Oleh: Rafly Kande
MITRAPOL.com, Banda Aceh – Polemik tambang emas di Aceh kembali menguak persoalan lama mengenai relasi negara dan rakyat. Di satu sisi, Gubernur Muzakir Manaf (Mualem) melalui pemerintah daerah membentuk tim khusus untuk menertibkan aktivitas tambang ilegal. Alasan yang dikemukakan jelas: penegakan hukum dan perlindungan lingkungan hidup. Pemerintah menilai kegiatan tambang tanpa izin, khususnya yang menggunakan alat berat, merupakan ancaman bagi kelestarian alam serta tata kelola sumber daya alam.
Namun, realitas di lapangan memperlihatkan kisah berbeda. Puluhan warga di Pante Ceureumen, mayoritas ibu-ibu, menolak keras upaya penutupan tambang. Bagi mereka, mendulang emas bukan sekadar pekerjaan, tetapi sumber penghidupan utama. Dari hasil itulah mereka dapat memberi makan keluarga, menyekolahkan anak, bahkan membiayai pendidikan di pesantren. Satu unit alat berat yang dianggap melanggar aturan oleh negara, justru dipandang warga sebagai “sekop raksasa” yang menopang kelangsungan hidup. Perbedaan tafsir inilah yang melahirkan benturan: negara menyebutnya ancaman, rakyat menyebutnya harapan.
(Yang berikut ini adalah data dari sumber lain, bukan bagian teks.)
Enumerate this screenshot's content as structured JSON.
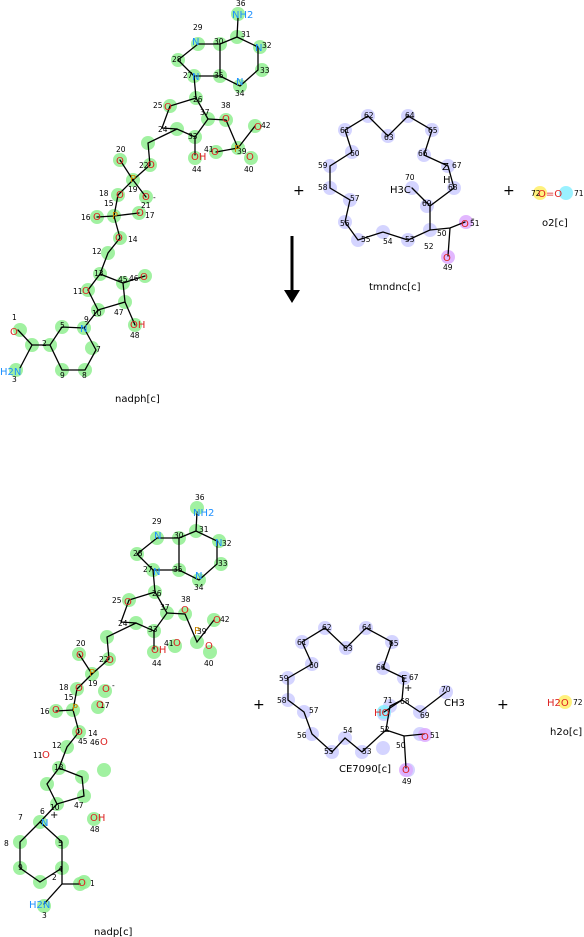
{
  "reaction": {
    "reactants": [
      {
        "id": "nadph",
        "name": "nadph[c]"
      },
      {
        "id": "tmndnc",
        "name": "tmndnc[c]"
      },
      {
        "id": "o2",
        "name": "o2[c]"
      }
    ],
    "products": [
      {
        "id": "nadp",
        "name": "nadp[c]"
      },
      {
        "id": "ce7090",
        "name": "CE7090[c]"
      },
      {
        "id": "h2o",
        "name": "h2o[c]"
      }
    ],
    "plus_sign": "+"
  },
  "labels": {
    "nh2": "NH2",
    "h2n": "H2N",
    "h3c": "H3C",
    "ch3": "CH3",
    "ho": "HO",
    "oh": "OH",
    "h2o": "H2O",
    "o2": "O=O",
    "n": "N",
    "o": "O",
    "p": "P",
    "e": "E",
    "z": "Z",
    "h": "H",
    "minus": "-",
    "plus_charge": "+"
  },
  "colors": {
    "nadph_highlight": "#90ee90",
    "lipid_highlight": "#ccccff",
    "carboxyl_highlight": "#ddaaff",
    "o2_left": "#ffee66",
    "o2_right": "#88eeff",
    "h2o_highlight": "#ffee66",
    "ho_highlight": "#88eeff",
    "nitrogen": "#1e90ff",
    "oxygen": "#dd2222",
    "phosphorus": "#cc8800"
  }
}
Tambang emas di pedalaman Aceh lahir dari keterbatasan ekonomi. Kesempatan kerja formal sangat terbatas, infrastruktur minim, dan pilihan usaha lain hampir tidak ada. Akhirnya, tambang menjadi satu-satunya ruang ekonomi bagi rakyat, meski berstatus ilegal di mata hukum. Lebih jauh lagi, sebagian penambang adalah mantan kombatan yang melihat tambang bukan hanya sebagai pekerjaan, melainkan simbol keberlanjutan hidup pascaperdamaian. Karena itu, kebijakan penutupan mendadak dipersepsikan sebagai bentuk pengingkaran terhadap janji-janji rekonsiliasi.
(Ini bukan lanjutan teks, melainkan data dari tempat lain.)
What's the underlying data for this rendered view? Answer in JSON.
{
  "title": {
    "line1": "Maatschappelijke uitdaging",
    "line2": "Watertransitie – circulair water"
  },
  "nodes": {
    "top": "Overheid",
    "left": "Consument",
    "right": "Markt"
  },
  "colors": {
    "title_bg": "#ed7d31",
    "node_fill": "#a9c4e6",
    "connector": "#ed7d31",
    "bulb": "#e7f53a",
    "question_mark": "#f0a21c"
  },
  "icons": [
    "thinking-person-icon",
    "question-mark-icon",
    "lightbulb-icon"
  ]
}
Dalam konteks ini, alat berat menjadi simbol perebutan makna. Pemerintah menilainya sebagai wujud industrialisasi liar yang merusak hutan dan sungai, sedangkan masyarakat mengartikannya sebagai sarana produktivitas sehari-hari. Perbedaan cara pandang tersebut menunjukkan adanya jarak lebar antara logika birokrasi dan logika kebutuhan rakyat kecil.
Persoalan semakin kompleks karena isu tambang kerap dikaitkan dengan kepentingan lain, seperti dugaan adanya setoran, perlindungan dari oknum, atau campur tangan pemodal besar. Hal ini memunculkan kecurigaan di kalangan masyarakat: apakah penertiban benar-benar dilakukan demi lingkungan, atau justru membuka jalan bagi kekuatan ekonomi yang lebih besar.
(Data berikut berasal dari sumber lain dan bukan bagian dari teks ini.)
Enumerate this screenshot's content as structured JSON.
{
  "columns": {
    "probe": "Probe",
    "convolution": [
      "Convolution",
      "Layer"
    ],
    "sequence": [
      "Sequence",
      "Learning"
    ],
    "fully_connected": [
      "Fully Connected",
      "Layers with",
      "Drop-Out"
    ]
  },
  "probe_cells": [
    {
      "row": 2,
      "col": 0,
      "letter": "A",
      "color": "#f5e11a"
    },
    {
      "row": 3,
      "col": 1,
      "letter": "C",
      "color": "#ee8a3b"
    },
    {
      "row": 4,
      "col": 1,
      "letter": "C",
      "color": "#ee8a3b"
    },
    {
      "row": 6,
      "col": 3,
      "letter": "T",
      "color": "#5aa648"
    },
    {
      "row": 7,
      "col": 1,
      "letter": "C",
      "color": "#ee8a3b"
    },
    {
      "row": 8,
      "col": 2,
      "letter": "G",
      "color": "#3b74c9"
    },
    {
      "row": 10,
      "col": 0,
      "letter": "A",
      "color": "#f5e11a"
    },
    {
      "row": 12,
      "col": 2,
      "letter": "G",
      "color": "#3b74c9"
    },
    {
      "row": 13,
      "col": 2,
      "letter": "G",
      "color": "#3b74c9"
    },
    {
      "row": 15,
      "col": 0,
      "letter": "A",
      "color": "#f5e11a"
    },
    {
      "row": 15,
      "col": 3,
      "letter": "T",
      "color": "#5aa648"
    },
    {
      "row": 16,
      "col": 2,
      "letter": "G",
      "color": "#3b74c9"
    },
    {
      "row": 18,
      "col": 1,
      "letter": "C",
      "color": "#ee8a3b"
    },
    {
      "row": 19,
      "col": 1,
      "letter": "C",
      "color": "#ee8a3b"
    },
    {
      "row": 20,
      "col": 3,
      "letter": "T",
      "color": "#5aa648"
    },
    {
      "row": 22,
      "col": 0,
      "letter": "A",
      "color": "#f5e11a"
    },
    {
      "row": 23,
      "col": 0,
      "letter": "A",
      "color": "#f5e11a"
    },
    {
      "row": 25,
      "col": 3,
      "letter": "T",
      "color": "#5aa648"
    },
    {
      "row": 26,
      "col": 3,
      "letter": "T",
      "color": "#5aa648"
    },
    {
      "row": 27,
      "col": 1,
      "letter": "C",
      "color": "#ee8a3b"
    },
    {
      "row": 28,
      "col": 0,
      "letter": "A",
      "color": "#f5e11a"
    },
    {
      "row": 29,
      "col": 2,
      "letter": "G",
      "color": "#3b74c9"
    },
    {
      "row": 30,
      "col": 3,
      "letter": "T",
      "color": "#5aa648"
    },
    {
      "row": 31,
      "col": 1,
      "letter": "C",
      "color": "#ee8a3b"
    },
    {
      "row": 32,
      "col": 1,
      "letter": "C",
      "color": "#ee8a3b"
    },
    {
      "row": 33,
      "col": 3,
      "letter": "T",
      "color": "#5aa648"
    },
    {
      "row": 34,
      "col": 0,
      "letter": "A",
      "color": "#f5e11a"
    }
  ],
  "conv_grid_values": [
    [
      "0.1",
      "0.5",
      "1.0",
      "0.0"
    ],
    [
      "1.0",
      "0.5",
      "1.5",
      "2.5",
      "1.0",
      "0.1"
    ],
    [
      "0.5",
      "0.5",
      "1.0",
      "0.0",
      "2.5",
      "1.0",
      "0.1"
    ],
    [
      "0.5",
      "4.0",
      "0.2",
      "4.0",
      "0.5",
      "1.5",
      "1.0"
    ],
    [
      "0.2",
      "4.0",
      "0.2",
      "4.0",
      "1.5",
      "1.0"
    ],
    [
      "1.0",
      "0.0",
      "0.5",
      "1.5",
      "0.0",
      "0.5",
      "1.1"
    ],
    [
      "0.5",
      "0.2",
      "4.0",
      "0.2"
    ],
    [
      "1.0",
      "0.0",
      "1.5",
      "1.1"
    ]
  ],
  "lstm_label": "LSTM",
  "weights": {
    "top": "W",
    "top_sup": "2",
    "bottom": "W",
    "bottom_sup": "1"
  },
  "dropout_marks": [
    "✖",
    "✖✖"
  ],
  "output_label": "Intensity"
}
Semua ini memperlihatkan bahwa konflik tambang di Aceh tidak bisa disederhanakan hanya sebagai persoalan legalitas. Yang terjadi adalah benturan antara negara yang berupaya menegakkan aturan dan rakyat yang berjuang untuk memenuhi kebutuhan hidup. Jika dibiarkan berlarut-larut, risikonya sama-sama berbahaya: rakyat bisa kehilangan kesabaran dan melakukan perlawanan, atau lingkungan terus mengalami kerusakan sementara hukum kehilangan wibawanya.
Tambang emas di Aceh pada akhirnya menjadi cermin rapuhnya relasi negara dan rakyat dalam merawat warisan perdamaian. Ketegasan pemerintah memang penting, namun sensitivitas terhadap kondisi sosial ekonomi masyarakat jauh lebih mendesak agar kebijakan tidak hanya menegakkan hukum, tetapi juga menjaga keadilan.